The toad, which measures between 45 and 68 centimeters in length, lives in the mountainous Ecuadoran regions of Cutucu and Condor, extending over the border into the Amazonian region of Peru.
The discovery was first reported in February in Neotropical Biodiversity magazine, where Brito and Batallas described the sound made by the toad.
"It is the first time this unique song of the Rhinella festae has been recorded and it's surprising because it shouldn't sing," Batallas told AFP.
The toad does not have the vocal sack that allows most amphibians to amplify their calls so that they can be heard up to one kilometer away.
"The fact that this species can sing (without the vocal sack) makes it unique," added Batallas, who used to sing in a choir.
Batallas said that the faint sound emitted by the Rhinella festae demonstrates that some species of amphibians could have evolved in such a way -- perhaps as an anti-predator measure -- as to "not need their song to be heard very far away."

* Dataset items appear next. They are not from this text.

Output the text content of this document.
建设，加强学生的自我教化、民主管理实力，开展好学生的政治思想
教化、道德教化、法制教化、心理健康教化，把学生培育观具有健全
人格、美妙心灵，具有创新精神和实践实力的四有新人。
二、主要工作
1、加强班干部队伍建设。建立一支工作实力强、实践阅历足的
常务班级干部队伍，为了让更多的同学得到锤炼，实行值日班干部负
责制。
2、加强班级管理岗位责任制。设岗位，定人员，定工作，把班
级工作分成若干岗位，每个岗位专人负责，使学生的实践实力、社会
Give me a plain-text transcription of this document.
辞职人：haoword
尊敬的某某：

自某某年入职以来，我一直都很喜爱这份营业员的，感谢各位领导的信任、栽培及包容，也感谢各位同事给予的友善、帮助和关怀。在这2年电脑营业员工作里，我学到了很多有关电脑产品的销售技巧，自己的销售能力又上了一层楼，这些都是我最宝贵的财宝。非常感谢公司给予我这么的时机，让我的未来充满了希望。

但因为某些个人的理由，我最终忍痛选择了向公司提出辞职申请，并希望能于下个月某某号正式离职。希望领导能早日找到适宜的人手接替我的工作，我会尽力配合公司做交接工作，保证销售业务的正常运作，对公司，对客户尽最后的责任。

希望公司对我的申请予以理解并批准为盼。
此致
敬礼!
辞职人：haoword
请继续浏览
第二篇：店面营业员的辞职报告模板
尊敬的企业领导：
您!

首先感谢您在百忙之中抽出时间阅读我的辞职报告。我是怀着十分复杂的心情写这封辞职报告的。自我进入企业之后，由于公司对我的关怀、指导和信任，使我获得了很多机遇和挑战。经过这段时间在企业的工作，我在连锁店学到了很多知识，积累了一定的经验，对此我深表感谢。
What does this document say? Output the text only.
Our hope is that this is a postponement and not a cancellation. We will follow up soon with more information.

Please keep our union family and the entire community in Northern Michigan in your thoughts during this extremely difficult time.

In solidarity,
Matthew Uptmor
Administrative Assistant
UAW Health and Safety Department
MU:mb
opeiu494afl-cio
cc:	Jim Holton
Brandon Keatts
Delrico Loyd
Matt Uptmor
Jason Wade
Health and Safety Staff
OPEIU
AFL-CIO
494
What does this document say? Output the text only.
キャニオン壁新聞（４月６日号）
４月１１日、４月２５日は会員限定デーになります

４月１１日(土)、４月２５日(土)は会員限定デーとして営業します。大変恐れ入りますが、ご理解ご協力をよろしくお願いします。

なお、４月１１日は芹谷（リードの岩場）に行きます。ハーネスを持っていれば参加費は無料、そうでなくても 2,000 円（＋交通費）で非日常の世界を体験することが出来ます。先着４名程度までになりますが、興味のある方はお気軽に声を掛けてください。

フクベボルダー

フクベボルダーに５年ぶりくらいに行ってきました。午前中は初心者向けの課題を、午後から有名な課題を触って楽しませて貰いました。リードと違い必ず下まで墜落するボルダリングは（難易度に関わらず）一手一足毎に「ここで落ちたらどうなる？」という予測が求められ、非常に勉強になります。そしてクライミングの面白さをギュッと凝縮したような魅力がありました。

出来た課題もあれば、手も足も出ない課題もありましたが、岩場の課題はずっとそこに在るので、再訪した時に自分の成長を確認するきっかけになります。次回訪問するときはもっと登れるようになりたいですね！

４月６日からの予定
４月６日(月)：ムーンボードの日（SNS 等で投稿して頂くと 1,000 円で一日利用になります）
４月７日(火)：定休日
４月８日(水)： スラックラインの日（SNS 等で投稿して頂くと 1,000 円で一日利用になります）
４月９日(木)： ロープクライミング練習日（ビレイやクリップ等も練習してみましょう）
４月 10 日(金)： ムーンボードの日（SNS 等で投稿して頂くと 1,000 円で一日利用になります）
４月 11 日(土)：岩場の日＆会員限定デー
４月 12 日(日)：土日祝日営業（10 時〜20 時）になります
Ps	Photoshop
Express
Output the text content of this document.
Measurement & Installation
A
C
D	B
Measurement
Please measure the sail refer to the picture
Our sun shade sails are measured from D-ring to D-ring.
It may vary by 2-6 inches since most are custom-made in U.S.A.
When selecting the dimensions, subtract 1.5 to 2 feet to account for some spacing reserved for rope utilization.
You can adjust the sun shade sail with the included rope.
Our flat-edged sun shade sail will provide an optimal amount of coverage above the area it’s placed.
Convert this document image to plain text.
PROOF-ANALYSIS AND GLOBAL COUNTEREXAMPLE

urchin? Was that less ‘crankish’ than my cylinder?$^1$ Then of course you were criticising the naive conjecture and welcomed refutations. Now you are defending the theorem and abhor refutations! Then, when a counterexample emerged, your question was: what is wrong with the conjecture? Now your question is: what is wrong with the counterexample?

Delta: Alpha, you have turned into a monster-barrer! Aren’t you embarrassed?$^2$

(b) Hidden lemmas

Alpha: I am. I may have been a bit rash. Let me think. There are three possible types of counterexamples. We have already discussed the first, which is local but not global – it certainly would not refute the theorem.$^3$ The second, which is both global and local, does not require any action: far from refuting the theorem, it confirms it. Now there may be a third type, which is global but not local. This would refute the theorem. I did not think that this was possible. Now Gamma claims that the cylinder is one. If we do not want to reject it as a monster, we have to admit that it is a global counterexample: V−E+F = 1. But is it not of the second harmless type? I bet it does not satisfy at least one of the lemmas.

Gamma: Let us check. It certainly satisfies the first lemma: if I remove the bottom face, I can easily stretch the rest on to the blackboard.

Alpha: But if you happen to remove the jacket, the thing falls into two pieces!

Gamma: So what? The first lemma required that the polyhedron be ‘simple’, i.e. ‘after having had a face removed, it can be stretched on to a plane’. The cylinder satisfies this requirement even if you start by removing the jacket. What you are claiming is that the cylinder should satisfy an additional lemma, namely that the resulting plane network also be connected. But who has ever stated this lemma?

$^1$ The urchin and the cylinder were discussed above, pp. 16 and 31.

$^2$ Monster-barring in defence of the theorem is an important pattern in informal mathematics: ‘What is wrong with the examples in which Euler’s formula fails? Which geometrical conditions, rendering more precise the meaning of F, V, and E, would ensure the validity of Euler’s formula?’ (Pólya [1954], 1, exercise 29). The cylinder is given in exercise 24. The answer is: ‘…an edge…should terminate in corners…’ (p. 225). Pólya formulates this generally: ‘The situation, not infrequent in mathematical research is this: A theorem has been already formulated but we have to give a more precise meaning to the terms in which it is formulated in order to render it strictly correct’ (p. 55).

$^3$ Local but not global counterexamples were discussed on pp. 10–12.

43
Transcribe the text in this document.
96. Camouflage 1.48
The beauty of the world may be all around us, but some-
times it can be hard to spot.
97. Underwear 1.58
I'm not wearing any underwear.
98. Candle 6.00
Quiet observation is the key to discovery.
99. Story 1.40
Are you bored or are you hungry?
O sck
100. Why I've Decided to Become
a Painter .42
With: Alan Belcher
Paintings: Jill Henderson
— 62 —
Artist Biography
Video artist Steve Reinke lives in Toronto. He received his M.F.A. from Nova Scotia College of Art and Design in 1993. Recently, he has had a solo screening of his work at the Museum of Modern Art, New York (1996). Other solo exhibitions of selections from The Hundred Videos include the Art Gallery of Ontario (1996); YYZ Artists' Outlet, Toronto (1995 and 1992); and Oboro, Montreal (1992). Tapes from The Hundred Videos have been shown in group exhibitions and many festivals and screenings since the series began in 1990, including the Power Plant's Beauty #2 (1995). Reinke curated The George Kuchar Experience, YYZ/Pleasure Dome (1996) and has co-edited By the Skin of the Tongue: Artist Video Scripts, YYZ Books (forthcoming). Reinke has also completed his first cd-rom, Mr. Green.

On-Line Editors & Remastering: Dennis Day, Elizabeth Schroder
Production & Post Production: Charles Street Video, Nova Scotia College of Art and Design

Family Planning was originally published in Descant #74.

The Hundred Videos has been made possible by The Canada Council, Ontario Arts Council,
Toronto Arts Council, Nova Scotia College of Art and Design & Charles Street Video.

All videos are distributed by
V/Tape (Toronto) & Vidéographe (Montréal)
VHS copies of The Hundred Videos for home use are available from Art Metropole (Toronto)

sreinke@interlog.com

In the case of the Rhinella festae, it emits a sound as a greeting, whereas other species of toad croak as part of a mating ritual or as a warning.
"It's a very subtle sound and very difficult to hear in nature."
Ecuador has registered 658 different species of amphibians, of which 623 are toads or frogs and almost 60 percent of those are at risk or in danger of disappearing.
Only Brazil and Colombia have more species of amphibians than Ecuador.